Não obstante a doença terminal da sua esposa, Marx redescobre, através do acto
hospedal daquele adolescente perseguido, a alegria de viver na abertura de si
ao outro humano.
Ida (2014) é o filme do realizador polaco Pawel
Pawlikowski que nos apresenta uma poderosa metáfora dos dilemas da vida
religiosa na relação com a vida do mundo (a
exibir dia 24 de Julho). Anna (Ida), antes de professar os votos
definitivos para entrar numa ordem religiosa, é enviada pela superiora da comunidade
(Halina Skoczynska) a visitar a sua única familiar sobrevivente do nazismo: a
tia Wanda.
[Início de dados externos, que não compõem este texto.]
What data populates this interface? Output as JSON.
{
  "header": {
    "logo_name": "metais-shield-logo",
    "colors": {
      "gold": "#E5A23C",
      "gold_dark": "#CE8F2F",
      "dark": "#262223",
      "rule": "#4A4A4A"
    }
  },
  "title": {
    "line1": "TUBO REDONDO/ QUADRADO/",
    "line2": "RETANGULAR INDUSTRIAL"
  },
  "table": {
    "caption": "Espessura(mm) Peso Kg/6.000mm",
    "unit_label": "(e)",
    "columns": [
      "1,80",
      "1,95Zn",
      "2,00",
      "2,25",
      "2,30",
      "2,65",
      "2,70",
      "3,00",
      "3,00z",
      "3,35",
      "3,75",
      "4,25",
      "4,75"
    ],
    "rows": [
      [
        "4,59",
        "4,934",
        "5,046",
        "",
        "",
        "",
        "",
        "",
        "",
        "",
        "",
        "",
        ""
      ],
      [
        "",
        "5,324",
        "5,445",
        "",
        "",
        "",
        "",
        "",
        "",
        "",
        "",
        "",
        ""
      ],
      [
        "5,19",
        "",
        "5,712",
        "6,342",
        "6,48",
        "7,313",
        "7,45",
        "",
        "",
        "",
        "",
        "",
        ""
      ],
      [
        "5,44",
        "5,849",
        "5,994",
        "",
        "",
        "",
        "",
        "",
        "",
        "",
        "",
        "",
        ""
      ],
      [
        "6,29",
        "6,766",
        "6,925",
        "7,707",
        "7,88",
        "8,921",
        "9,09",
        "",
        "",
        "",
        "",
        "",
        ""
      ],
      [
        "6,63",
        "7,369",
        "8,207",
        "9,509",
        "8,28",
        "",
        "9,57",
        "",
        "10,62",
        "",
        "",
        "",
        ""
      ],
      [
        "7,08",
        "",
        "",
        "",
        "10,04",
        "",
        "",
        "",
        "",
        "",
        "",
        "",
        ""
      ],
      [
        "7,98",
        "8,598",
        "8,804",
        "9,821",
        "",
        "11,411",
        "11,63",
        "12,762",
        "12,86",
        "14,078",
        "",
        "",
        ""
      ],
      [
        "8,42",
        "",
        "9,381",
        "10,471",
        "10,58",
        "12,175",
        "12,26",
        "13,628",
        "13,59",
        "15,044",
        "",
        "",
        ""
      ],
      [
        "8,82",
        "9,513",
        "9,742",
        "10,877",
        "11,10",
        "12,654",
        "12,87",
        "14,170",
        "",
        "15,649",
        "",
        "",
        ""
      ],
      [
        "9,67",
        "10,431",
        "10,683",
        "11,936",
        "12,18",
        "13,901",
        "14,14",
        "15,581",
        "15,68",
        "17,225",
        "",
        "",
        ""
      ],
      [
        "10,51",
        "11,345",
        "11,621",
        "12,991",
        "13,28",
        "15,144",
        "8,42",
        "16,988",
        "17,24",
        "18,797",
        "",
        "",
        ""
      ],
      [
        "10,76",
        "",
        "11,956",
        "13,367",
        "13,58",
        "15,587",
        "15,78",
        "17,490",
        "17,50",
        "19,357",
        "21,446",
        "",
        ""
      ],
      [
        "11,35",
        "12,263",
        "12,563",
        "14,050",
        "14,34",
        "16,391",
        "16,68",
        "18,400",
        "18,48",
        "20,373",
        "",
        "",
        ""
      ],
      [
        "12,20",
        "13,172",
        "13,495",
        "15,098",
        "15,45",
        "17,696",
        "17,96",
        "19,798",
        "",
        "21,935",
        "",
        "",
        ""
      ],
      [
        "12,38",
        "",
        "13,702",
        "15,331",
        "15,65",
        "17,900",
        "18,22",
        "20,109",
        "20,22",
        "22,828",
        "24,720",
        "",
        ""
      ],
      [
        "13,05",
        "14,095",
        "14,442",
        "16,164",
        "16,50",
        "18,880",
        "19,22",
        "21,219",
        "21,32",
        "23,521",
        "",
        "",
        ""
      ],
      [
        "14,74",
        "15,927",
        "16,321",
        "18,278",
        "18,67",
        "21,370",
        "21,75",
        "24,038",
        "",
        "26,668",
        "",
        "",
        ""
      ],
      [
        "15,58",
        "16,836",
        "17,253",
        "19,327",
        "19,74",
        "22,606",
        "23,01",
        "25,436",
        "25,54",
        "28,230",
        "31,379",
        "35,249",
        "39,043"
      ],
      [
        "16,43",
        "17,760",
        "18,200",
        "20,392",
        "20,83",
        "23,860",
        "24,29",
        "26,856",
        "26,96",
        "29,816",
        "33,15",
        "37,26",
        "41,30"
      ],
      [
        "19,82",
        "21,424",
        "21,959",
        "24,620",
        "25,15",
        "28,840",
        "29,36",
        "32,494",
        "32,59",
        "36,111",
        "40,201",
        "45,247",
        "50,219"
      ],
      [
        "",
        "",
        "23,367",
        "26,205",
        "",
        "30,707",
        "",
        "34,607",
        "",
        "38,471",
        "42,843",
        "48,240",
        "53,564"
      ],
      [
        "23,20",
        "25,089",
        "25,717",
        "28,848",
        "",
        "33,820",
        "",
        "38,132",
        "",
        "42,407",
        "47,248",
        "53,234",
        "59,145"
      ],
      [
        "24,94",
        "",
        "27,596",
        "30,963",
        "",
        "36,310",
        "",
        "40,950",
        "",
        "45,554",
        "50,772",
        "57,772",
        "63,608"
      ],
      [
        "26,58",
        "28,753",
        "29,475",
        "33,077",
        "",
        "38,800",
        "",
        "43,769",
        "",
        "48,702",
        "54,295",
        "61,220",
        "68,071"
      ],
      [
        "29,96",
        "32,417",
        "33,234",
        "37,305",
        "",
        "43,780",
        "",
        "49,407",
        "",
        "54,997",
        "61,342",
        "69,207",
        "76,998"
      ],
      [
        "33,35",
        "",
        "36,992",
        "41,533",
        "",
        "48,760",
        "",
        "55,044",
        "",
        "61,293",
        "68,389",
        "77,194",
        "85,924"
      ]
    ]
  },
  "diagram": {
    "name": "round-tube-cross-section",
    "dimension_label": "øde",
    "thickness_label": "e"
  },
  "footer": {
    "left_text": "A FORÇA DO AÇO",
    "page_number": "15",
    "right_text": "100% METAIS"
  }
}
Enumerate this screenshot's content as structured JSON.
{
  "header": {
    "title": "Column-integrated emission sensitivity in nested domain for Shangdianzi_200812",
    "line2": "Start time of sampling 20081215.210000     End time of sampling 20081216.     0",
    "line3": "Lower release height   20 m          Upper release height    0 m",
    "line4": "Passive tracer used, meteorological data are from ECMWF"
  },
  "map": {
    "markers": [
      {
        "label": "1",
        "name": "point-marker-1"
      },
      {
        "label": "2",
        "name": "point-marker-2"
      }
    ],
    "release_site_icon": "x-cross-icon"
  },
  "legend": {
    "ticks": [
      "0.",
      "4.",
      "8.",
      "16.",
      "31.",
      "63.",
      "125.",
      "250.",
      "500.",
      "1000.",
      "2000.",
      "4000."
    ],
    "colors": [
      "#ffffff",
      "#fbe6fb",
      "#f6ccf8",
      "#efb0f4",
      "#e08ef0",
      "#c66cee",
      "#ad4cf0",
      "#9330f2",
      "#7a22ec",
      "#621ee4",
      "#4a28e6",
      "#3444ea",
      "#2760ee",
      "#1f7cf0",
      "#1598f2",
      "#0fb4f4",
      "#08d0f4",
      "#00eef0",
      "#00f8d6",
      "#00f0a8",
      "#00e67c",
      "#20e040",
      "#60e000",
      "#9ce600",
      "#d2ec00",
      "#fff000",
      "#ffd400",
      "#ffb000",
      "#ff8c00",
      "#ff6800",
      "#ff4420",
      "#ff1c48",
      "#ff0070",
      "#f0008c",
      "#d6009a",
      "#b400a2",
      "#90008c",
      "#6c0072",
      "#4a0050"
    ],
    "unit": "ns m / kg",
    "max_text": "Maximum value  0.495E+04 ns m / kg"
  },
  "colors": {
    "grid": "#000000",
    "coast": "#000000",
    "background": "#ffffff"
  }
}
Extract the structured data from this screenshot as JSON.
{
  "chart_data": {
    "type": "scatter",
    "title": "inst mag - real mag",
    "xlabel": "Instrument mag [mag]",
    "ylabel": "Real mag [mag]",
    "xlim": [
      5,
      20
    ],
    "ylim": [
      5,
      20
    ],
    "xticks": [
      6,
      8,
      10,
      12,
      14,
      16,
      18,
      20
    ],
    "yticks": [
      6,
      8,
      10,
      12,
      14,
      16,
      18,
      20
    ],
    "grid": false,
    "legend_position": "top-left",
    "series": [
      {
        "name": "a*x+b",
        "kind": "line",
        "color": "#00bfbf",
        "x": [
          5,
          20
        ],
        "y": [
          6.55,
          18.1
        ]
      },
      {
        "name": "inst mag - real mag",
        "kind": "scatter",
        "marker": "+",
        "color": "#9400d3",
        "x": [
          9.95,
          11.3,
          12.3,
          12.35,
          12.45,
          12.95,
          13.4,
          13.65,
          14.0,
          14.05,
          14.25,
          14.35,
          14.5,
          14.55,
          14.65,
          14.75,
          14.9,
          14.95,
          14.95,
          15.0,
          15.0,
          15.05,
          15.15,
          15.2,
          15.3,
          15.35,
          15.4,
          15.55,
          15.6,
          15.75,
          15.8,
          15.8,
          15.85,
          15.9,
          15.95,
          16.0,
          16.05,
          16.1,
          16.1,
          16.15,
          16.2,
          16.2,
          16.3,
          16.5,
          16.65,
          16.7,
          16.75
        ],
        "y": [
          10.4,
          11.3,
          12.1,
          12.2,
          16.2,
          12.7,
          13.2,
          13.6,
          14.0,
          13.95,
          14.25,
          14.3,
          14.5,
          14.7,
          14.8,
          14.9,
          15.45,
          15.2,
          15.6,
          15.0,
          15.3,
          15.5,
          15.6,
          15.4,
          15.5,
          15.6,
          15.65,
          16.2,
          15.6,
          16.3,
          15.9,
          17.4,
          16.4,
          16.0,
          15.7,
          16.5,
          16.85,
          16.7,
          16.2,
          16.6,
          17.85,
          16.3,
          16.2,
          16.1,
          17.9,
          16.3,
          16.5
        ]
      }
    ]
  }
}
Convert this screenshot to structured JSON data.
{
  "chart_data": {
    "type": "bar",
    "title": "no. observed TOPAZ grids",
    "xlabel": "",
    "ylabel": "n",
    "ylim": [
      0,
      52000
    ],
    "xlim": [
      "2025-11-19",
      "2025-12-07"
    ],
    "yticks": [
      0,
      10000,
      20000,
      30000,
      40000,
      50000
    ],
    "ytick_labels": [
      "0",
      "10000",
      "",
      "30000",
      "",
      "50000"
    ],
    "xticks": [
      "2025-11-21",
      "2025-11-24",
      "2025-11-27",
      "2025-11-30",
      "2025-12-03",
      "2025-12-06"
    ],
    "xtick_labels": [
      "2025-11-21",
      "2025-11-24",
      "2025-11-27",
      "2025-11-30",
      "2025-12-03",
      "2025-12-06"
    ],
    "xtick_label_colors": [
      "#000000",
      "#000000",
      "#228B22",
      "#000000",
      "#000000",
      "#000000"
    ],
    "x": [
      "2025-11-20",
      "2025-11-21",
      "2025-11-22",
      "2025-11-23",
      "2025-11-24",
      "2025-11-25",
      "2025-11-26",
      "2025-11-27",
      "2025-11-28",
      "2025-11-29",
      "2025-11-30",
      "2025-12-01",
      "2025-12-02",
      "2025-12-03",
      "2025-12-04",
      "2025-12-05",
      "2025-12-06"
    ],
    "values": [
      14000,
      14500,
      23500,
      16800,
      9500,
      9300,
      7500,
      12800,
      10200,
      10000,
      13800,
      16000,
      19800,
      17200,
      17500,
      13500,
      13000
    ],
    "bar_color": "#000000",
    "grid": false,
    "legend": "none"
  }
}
Filmado com uma sensibilidade ímpar, ao nível de um Tarkovski ou de um
Bergman, Ida é uma enérgica reflexão
sobre a memória da compaixão e da força humanizadora das feridas entreabertas pelos
múltiplos afectos humanos e da impossibilidade da história os obnubilar.
Este modo de pensar o mundo da vida singular e comunitária vem de
encontro à perspectiva da teologia política da compaixão, tornando-se ponto de
encontro fecundo entre imaginação cinematográfica e pensar teologal. Este acto
de imaginação profética de activação consciencial, intui possibilidade da arte
e do pensamento se unirem na proposta plausível de um tempo novo. A justiça dos
afectos para com o outro semelhante é a condição que poderá dar corpo a uma recriação
dos entrelaçamentos humanos com a inteira Criação.